Ecumenismo del puro y del duro...

Después de tres años viviendo en las tierras siberianas todavía siento una contundente ignorancia en cuanto a los rusos. Siempre te quedas corto...por eso ya ni siquiera me preocupo de si puedo o no trasmitir adecuadamente lo que se vive aquí (empezando por el clima...ayer nevaba!). Hoy, sin embargo, de vuelta del monasterio de Maguchina, donde comienza la tundra, sentí que a pesar de las distancias (sobre todo lingüísticas) hay mucho de la ortodoxia rusa que me fascina. Rahner decía que el cristiano de hoy o era místico o simplemente no era...bueno, la ortodoxia es puro misticismo, sentido del misterio, y participación en lo divino. Las clases de iconografía, la oración de Jesús, el estudio de teólogos  ortodoxos, un abrirse a la belleza de una liturgia (latina u oriental) bien celebrada...han sido medios concretos que he ido trabajando para abrirme a lo ruso. He trabajado con gozo en cada uno de esos elementos...gozo es poca palabra, ha sido más bien,  con la  fuerza de la intuición y siempre a tientas. A veces me siento como si me encontrase desnudo delante de un iconostasio alto y enorme. A las puertas del cielo. Especialmente relevante ha sido el fascinarme con las profundas raíces bíblicas de la teología ortodoxa. Es como si todo a lo que yo le  he dedicado años de estudios, especialmente la importancia del templo de Jerusalén y sus teologías en el desarrollo de la primera cristología, encajara perfectamente con la teología y praxis cristiana ortodoxa, dotándola de una maravillosa continuidad.
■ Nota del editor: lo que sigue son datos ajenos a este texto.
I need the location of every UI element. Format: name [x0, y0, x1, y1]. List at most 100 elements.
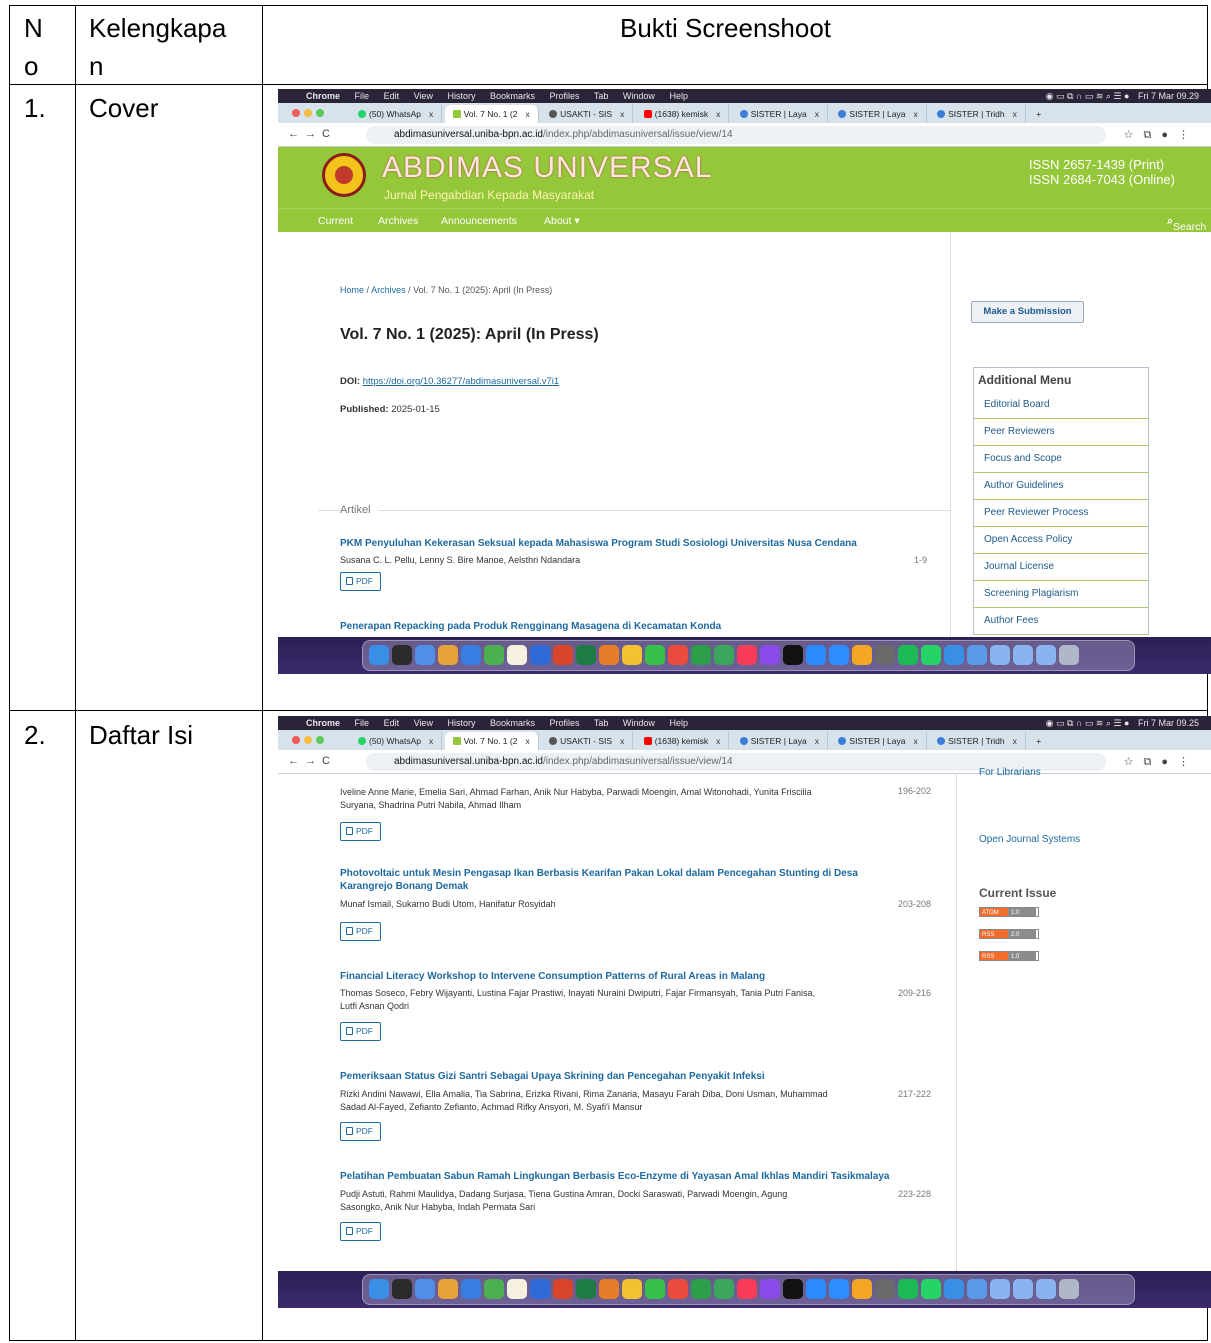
menu-open-access-policy[interactable]: Open Access Policy [974, 527, 1148, 554]
status-icons[interactable]: ◉ ▭ ⧉ ∩ ▭ ≋ ⌕ ☰ ● [1046, 718, 1130, 728]
close-icon[interactable]: x [1013, 109, 1017, 119]
globe-icon [549, 110, 558, 118]
menu-help[interactable]: Help [669, 91, 688, 101]
pdf-button[interactable]: PDF [340, 922, 381, 941]
article-title[interactable]: Photovoltaic untuk Mesin Pengasap Ikan B… [340, 867, 930, 893]
nav-current[interactable]: Current [318, 215, 353, 227]
toolbar-icons[interactable]: ☆⧉●⋮ [1124, 755, 1199, 769]
menu-author-guidelines[interactable]: Author Guidelines [974, 473, 1148, 500]
ojs-link[interactable]: Open Journal Systems [979, 834, 1080, 845]
close-icon[interactable]: x [815, 109, 819, 119]
close-icon[interactable]: x [429, 109, 433, 119]
menu-screening-plagiarism[interactable]: Screening Plagiarism [974, 581, 1148, 608]
close-icon[interactable]: x [525, 109, 529, 119]
tab-whatsapp[interactable]: (50) WhatsAp x [350, 105, 443, 123]
menu-view[interactable]: View [414, 718, 433, 728]
screenshot-daftar-isi: Chrome File Edit View History Bookmarks … [278, 716, 1211, 1308]
close-icon[interactable]: x [815, 736, 819, 746]
tab-abdimas[interactable]: Vol. 7 No. 1 (2 x [444, 732, 539, 750]
close-icon[interactable]: x [429, 736, 433, 746]
article-title[interactable]: Pemeriksaan Status Gizi Santri Sebagai U… [340, 1070, 930, 1083]
menu-help[interactable]: Help [669, 718, 688, 728]
menu-author-fees[interactable]: Author Fees [974, 608, 1148, 635]
menu-window[interactable]: Window [623, 718, 655, 728]
tab-whatsapp[interactable]: (50) WhatsAp x [350, 732, 443, 750]
menu-peer-reviewers[interactable]: Peer Reviewers [974, 419, 1148, 446]
row-2-no: 2. [24, 720, 46, 750]
article-title[interactable]: Penerapan Repacking pada Produk Renggina… [340, 620, 940, 633]
tab-sister-1[interactable]: SISTER | Laya x [732, 105, 829, 123]
nav-buttons[interactable]: ←→C [288, 128, 336, 140]
menu-app[interactable]: Chrome [306, 718, 340, 728]
close-icon[interactable]: x [913, 109, 917, 119]
new-tab-button[interactable]: + [1028, 105, 1049, 123]
url-field[interactable]: abdimasuniversal.uniba-bpn.ac.id/index.p… [366, 126, 1106, 144]
atom-feed-badge[interactable]: ATOM 1.0 [979, 907, 1039, 917]
nav-announcements[interactable]: Announcements [441, 215, 517, 227]
pdf-button[interactable]: PDF [340, 572, 381, 591]
tab-youtube[interactable]: (1638) kemisk x [636, 105, 730, 123]
menu-edit[interactable]: Edit [384, 718, 400, 728]
make-submission-button[interactable]: Make a Submission [971, 301, 1084, 323]
tab-sister-2[interactable]: SISTER | Laya x [830, 105, 927, 123]
close-icon[interactable]: x [716, 736, 720, 746]
article-title[interactable]: PKM Penyuluhan Kekerasan Seksual kepada … [340, 537, 920, 550]
dock-icons[interactable] [369, 1279, 1082, 1301]
close-icon[interactable]: x [620, 736, 624, 746]
menu-peer-reviewer-process[interactable]: Peer Reviewer Process [974, 500, 1148, 527]
tab-usakti[interactable]: USAKTI - SIS x [541, 732, 634, 750]
close-icon[interactable]: x [525, 736, 529, 746]
close-icon[interactable]: x [1013, 736, 1017, 746]
menu-file[interactable]: File [355, 91, 370, 101]
dock-icons[interactable] [369, 645, 1082, 667]
tab-sister-3[interactable]: SISTER | Tridh x [929, 105, 1026, 123]
rss2-feed-badge[interactable]: RSS 2.0 [979, 929, 1039, 939]
new-tab-button[interactable]: + [1028, 732, 1049, 750]
window-controls[interactable] [292, 736, 328, 746]
close-icon[interactable]: x [913, 736, 917, 746]
pdf-button[interactable]: PDF [340, 1222, 381, 1241]
menu-app[interactable]: Chrome [306, 91, 340, 101]
nav-archives[interactable]: Archives [378, 215, 418, 227]
menu-journal-license[interactable]: Journal License [974, 554, 1148, 581]
status-icons[interactable]: ◉ ▭ ⧉ ∩ ▭ ≋ ⌕ ☰ ● [1046, 91, 1130, 101]
pdf-button[interactable]: PDF [340, 822, 381, 841]
menu-edit[interactable]: Edit [384, 91, 400, 101]
for-librarians-link[interactable]: For Librarians [979, 767, 1041, 778]
search-link[interactable]: ⌕ Search [1167, 215, 1206, 233]
menu-tab[interactable]: Tab [594, 718, 609, 728]
tab-sister-1[interactable]: SISTER | Laya x [732, 732, 829, 750]
rss1-feed-badge[interactable]: RSS 1.0 [979, 951, 1039, 961]
menubar-clock[interactable]: Fri 7 Mar 09.25 [1138, 718, 1199, 728]
pdf-button[interactable]: PDF [340, 1122, 381, 1141]
issue-published: Published: 2025-01-15 [340, 404, 440, 415]
menu-profiles[interactable]: Profiles [550, 718, 580, 728]
site-title[interactable]: ABDIMAS UNIVERSAL [382, 151, 712, 185]
close-icon[interactable]: x [716, 109, 720, 119]
article-title[interactable]: Financial Literacy Workshop to Intervene… [340, 970, 930, 983]
menu-window[interactable]: Window [623, 91, 655, 101]
tab-sister-2[interactable]: SISTER | Laya x [830, 732, 927, 750]
menu-focus-scope[interactable]: Focus and Scope [974, 446, 1148, 473]
nav-buttons[interactable]: ←→C [288, 755, 336, 767]
menu-tab[interactable]: Tab [594, 91, 609, 101]
nav-about[interactable]: About ▾ [544, 215, 580, 227]
menu-file[interactable]: File [355, 718, 370, 728]
tab-youtube[interactable]: (1638) kemisk x [636, 732, 730, 750]
menu-view[interactable]: View [414, 91, 433, 101]
menu-history[interactable]: History [447, 91, 475, 101]
menu-history[interactable]: History [447, 718, 475, 728]
menubar-clock[interactable]: Fri 7 Mar 09.29 [1138, 91, 1199, 101]
menu-bookmarks[interactable]: Bookmarks [490, 91, 535, 101]
tab-abdimas[interactable]: Vol. 7 No. 1 (2 x [444, 105, 539, 123]
close-icon[interactable]: x [620, 109, 624, 119]
tab-sister-3[interactable]: SISTER | Tridh x [929, 732, 1026, 750]
menu-bookmarks[interactable]: Bookmarks [490, 718, 535, 728]
menu-editorial-board[interactable]: Editorial Board [974, 392, 1148, 419]
pdf-button[interactable]: PDF [340, 1022, 381, 1041]
tab-usakti[interactable]: USAKTI - SIS x [541, 105, 634, 123]
menu-profiles[interactable]: Profiles [550, 91, 580, 101]
window-controls[interactable] [292, 109, 328, 119]
article-title[interactable]: Pelatihan Pembuatan Sabun Ramah Lingkung… [340, 1170, 940, 1183]
toolbar-icons[interactable]: ☆⧉●⋮ [1124, 128, 1199, 142]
Gregorio de Palamas..., por ejemplo, simplemente sublime. Pero lo que sin duda ha sido lo más increíble es la amistad con algunos ortodoxos, y especialmente las largas conversaciones con un monje del monasterio citado. Esto es ecumenismo puro y duro...católicos y ortodoxos, laicos y curas, abriendo nuestras experiencias, y nuestra necesidad vital de entender, desde donde sea, nuestra profunda ignorancia respecto a eso que llamamos Dios. A veces me siento como un monje desterrado de su monasterio... la Rusia Ortodoxa, con todas sus contradicciones,  en algún sentido me recuerda que todo esto es puro misterio y que no hay nada más pobre que intentar dar respuestas.